Theme 3: Multi-compartmentalization: towards protocell endosymbiosis.. With regard to Projects 3.1 and 3.2 (Reaction Networks within Nested Proteinosomes; and Nucleated Protocells via Vesicle/Proteinosome Integration), we implemented the spontaneous capture and confinement of glucose oxidase (GOx)-containing proteinosomes in pH-sensitive horseradish peroxidase-containing fatty acid micelle coacervate micro-droplets as a facile route to multi-compartmentalized host-guest protocells capable of antagonistic modes of chemical and structural coupling. Co-encapsulation of antagonistic enzymes (urease and GOx) within the proteinosomes produced a sequence of self-induced capture and host-guest reconfiguration
Theme 4: Collective behaviour in dispersed protocell populations. With regard to Project 4.1 (Chemical Signalling in Acoustically Ordered Protocell Arrays) we have developed the acoustic trapping method to pattern chloroplast-containing coacervate micro-droplets (see Theme 1; Project, Photosynthetic Protocells) into periodic 2D arrays with a controllable spacing, well-defined droplet size and narrow number distribution of the guest organelles. This has enabled an array of photosynthetic protocells to be routinely constructed. [Kumar P B V V S et al; Chem.

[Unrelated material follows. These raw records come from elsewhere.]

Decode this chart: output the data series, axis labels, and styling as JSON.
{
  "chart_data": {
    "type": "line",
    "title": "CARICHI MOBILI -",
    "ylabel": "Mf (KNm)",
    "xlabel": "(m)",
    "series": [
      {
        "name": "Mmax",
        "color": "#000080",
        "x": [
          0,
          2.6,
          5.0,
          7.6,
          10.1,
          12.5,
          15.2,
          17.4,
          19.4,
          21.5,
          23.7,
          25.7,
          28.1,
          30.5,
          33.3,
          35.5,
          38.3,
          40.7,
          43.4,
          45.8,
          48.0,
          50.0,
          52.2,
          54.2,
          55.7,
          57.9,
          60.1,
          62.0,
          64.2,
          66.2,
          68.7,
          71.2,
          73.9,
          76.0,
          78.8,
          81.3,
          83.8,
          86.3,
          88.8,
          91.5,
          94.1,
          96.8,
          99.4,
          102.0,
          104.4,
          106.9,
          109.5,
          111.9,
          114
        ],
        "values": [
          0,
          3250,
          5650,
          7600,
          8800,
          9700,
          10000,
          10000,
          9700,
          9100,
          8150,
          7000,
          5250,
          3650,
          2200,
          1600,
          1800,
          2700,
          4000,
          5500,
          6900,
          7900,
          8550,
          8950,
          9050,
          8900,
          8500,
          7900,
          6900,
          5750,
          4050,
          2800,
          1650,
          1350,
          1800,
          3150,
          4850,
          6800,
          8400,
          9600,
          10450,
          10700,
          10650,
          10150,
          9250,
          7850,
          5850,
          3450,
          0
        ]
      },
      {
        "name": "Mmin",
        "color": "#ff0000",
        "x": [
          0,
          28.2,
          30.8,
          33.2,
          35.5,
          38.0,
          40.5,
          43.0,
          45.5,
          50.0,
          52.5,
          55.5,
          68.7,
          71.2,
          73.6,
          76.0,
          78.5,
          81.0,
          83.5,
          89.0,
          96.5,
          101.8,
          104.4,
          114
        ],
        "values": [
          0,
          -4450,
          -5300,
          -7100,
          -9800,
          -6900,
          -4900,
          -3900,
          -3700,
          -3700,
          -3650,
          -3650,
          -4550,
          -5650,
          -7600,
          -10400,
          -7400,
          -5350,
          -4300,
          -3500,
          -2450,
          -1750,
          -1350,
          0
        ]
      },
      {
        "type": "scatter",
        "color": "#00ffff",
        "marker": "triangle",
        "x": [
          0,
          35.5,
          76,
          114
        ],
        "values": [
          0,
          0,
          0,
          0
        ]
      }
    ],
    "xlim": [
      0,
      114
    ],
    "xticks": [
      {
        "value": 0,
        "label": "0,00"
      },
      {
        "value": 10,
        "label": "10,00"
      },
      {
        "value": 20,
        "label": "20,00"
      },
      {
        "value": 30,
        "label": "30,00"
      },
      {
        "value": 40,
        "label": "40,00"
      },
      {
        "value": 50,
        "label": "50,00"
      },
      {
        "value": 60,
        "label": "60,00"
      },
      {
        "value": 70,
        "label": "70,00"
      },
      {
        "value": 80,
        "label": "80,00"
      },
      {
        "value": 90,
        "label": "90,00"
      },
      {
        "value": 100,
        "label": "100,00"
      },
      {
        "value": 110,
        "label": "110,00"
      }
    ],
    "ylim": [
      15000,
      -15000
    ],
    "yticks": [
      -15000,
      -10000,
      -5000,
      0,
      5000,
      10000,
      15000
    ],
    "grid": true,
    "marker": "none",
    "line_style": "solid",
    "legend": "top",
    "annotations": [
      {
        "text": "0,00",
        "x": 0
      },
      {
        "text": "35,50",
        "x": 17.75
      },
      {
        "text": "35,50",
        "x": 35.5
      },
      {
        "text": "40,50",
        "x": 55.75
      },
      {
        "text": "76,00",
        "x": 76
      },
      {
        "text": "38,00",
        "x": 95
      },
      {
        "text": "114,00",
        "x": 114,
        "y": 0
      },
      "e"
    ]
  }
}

Commun., 54, 3594-3597 (2018)). We have also used the acoustic trapping method to establish arrays of catalytic protocells (see section 2, below). [Gobbo P et al; Nature Commun. 11, 41 (2020)]
With regard to Project 4.2 (Predator-Prey Behaviour in Protocell Communities), we exploited the dynamics of a model protocell community to modulate the function and higher-order behaviour of mixed populations of bioinorganic protocells in response to a process of artificial phagocytosis. Specifically, catalase, lipase or alkaline phosphatase-filled colloidosomes were used to trigger phagocytosis-induced buoyancy, membrane reconstruction or hydrogelation, respectively, within magnetic droplets. Taken together these results highlighted the potential for exploiting surface-contact interactions between different membrane-bounded droplets to transfer and co-locate discrete chemical packages (artificial “organelles”) in communities of synthetic protocells. [Rodríguez-Arco L et al., Angew. Chemie. Int. Ed. 58, 6333-6337 (2019).]
We have developed the acoustic trapping method to pattern chloroplast-containing coacervate micro-droplets (see Theme 1; Project, Photosynthetic Protocells) into periodic 2D arrays with a controllable spacing, well-defined droplet size and narrow number distribution of the guest organelles. This has enabled an array of photosynthetic protocells to be routinely constructed. From a wider perspective, given the current need for clean energy and carbon dioxide remediation, chloroplasts are an attractive photoactive target to encapsulate or stabilize in ex situ environments. Indeed, chloroplasts have been stabilized in inert silica-based inert matrices for use as artificial photosynthetic bioreactors, and the extension to dispersed soft matter systems such as coacervates could provide new opportunities in flow-based systems and patterned droplet arrays. In the latter case, the ability to spontaneously produce uniform arrays of droplet-isolated chloroplasts might provide a novel route to photosynthetically active micro-chips for biomimetic water splitting. [Kumar P B V V S et al; Chem. Commun., 54, 3594-3597 (2018)).